With EC2 and S3 Amazon has made available some seriously powerful and flexible tools for server and file hosting. Ec2 allows you to roll whatever flavor OS you want and get it up and running–think of it as virtual dedicated hosting–which while being incredibly cool has one major downside: if your server instance fails you loose your data as it will revert to the most current instance when you get it back online. In other words, a hiccup on EC2 could turn into a blistering nightmare.

This is where S3 comes in handy for storing anything that might change after you create and instance and launch it such as databases, files uploaded or created, and even logs. One of the first projects I hopped into was dumping the MySQL databases, compressing them and tossing them up on S3, a tedious process that can be automated with cron and s3sync (a ruby based tool that approximates rsync, kinda sorta).

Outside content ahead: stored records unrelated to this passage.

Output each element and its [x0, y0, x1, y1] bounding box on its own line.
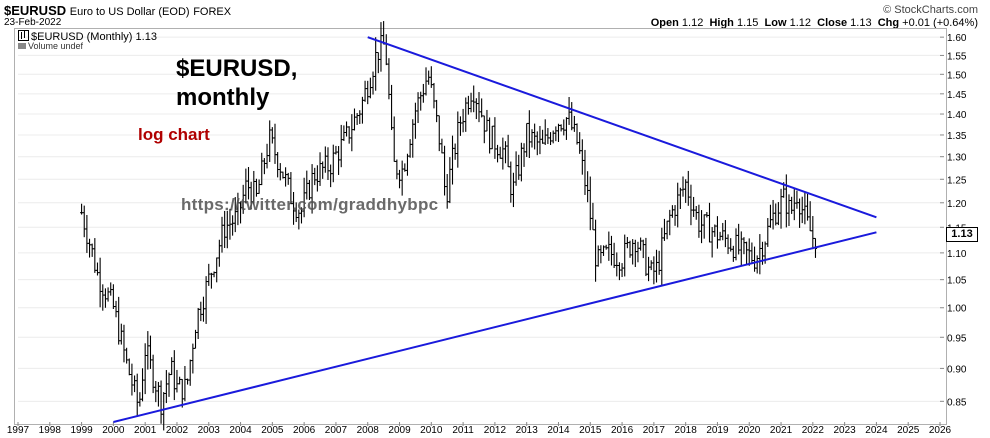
- scale-note: log chart: [138, 125, 210, 144]
- x-tick-label: 2005: [261, 425, 284, 436]
- y-tick-label: 1.55: [947, 51, 967, 62]
- chg-value: +0.01 (+0.64%): [902, 17, 978, 29]
- x-tick-label: 2020: [738, 425, 761, 436]
- x-tick-label: 2010: [420, 425, 443, 436]
- y-tick-label: 1.25: [947, 175, 967, 186]
- y-tick-label: 1.40: [947, 110, 967, 121]
- symbol-description: Euro to US Dollar (EOD): [69, 6, 190, 18]
- x-tick-label: 2013: [516, 425, 539, 436]
- high-label: High: [709, 17, 734, 29]
- x-tick-label: 2001: [134, 425, 157, 436]
- y-tick-label: 0.85: [947, 397, 967, 408]
- watermark-url[interactable]: https://twitter.com/graddhybpc: [181, 195, 439, 214]
- x-tick-label: 2003: [198, 425, 221, 436]
- x-tick-label: 1999: [70, 425, 93, 436]
- y-tick-label: 1.30: [947, 153, 967, 164]
- x-tick-label: 2018: [675, 425, 698, 436]
- x-tick-label: 1997: [7, 425, 30, 436]
- x-tick-label: 2004: [229, 425, 252, 436]
- x-tick-label: 2000: [102, 425, 125, 436]
- y-tick-label: 1.05: [947, 276, 967, 287]
- chg-label: Chg: [877, 17, 900, 29]
- brand: © StockCharts.com: [883, 4, 978, 16]
- x-tick-label: 2011: [452, 425, 474, 436]
- y-tick-label: 1.50: [947, 70, 967, 81]
- x-tick-label: 2021: [770, 425, 793, 436]
- title-annotation: $EURUSD, monthly: [176, 54, 297, 112]
- close-label: Close: [817, 17, 848, 29]
- series-legend-label: $EURUSD (Monthly) 1.13: [31, 31, 157, 43]
- ohlc-readout: Open 1.12 High 1.15 Low 1.12 Close 1.13 …: [651, 17, 978, 29]
- y-tick-label: 1.00: [947, 304, 967, 315]
- chart-date: 23-Feb-2022: [4, 17, 62, 28]
- x-tick-label: 2017: [643, 425, 666, 436]
- trendline-upper: [367, 36, 877, 219]
- x-tick-label: 2007: [325, 425, 348, 436]
- series-swatch-icon: [18, 30, 29, 41]
- symbol-title: $EURUSD Euro to US Dollar (EOD) FOREX: [4, 3, 231, 18]
- title-annotation-line1: $EURUSD,: [176, 55, 298, 82]
- open-label: Open: [650, 17, 679, 29]
- x-tick-label: 2022: [802, 425, 825, 436]
- y-tick-label: 0.90: [947, 364, 967, 375]
- low-label: Low: [764, 17, 787, 29]
- x-tick-label: 2016: [611, 425, 634, 436]
- title-annotation-line2: monthly: [176, 84, 270, 111]
- x-tick-label: 1998: [39, 425, 62, 436]
- x-tick-label: 2019: [706, 425, 729, 436]
- y-tick-label: 1.45: [947, 90, 967, 101]
- y-tick-label: 1.10: [947, 249, 967, 260]
- x-tick-label: 2014: [547, 425, 570, 436]
- symbol: $EURUSD: [4, 3, 67, 18]
- x-tick-label: 2002: [166, 425, 189, 436]
- x-tick-label: 2015: [579, 425, 602, 436]
- x-tick-label: 2008: [357, 425, 380, 436]
- volume-legend: Volume undef: [18, 41, 83, 51]
- series-legend: $EURUSD (Monthly) 1.13: [18, 30, 157, 43]
- x-tick-label: 2009: [388, 425, 411, 436]
- volume-swatch-icon: [18, 43, 26, 49]
- x-tick-label: 2025: [897, 425, 920, 436]
- x-tick-label: 2024: [865, 425, 888, 436]
- volume-legend-label: Volume undef: [28, 41, 84, 51]
- low-value: 1.12: [789, 17, 811, 29]
- high-value: 1.15: [736, 17, 759, 29]
- exchange: FOREX: [193, 6, 232, 18]
- x-tick-label: 2006: [293, 425, 316, 436]
- last-price-tag: 1.13: [946, 227, 978, 242]
- close-value: 1.13: [850, 17, 872, 29]
- y-tick-label: 1.60: [947, 33, 967, 44]
- x-tick-label: 2023: [833, 425, 856, 436]
- trendline-lower: [113, 231, 877, 423]
- x-tick-label: 2012: [484, 425, 507, 436]
- y-tick-label: 1.35: [947, 131, 967, 142]
- x-tick-label: 2026: [929, 425, 952, 436]
- y-tick-label: 1.20: [947, 199, 967, 210]
- open-value: 1.12: [681, 17, 704, 29]
- y-tick-label: 0.95: [947, 333, 967, 344]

Daily cron job to create new bucket

cd /root/s3sync/
DAYNOW=$(date +%j)
ruby s3cmd.rb createbucket WTF_db_$DAYNOW

Daily cron job to delete old bucket

cd /root/s3sync/
DAYTHEN=$(date +%j --date='2 days ago')
ruby s3cmd.rb deletebucket WTF_db_$DAYTHEN

Hourly job to back up the database
# get into the directory
cd /root/s3sync/


# set the environment
export AWS_ACCESS_KEY_ID=XXXX
export AWS_SECRET_ACCESS_KEY=XXXX/XXXX
export SSL_CERT_DIR=/root/s3sync/certs


# set date variables
DAYNOW=$(date +%j)
TIMENOW=$(date +%H%M)

# dump database
mysqldump WTF > /tmp/WTF-$DAYNOW-$TIMENOW.sql

# tar SQL dump
tar -czvf /tmp/backups/WTF-$STAMPD-$STAMPT.tar.gz /tmp/WTF-$DAYNOW-$TIMENOW.sql

# copy tar to S3
ruby s3sync.rb -r --ssl /tmp/backups/ MahBukit:WTF_db_$DAYNOW

# clean up after yourself
rm /tmp/*.sql
rm /tmp/backups/*.gz

Now one of the frustrations I have with this set up is while I am dropping the buckets from 48 hours prior it isn’t actually deleting the files off S3, a bit of a pain in the ass that I need to find some sort of resolution for in the near future. If anyone has an answer to this problem I would love to hear it! For now, I’m cheating by using S3Fox to purge those pesky backups.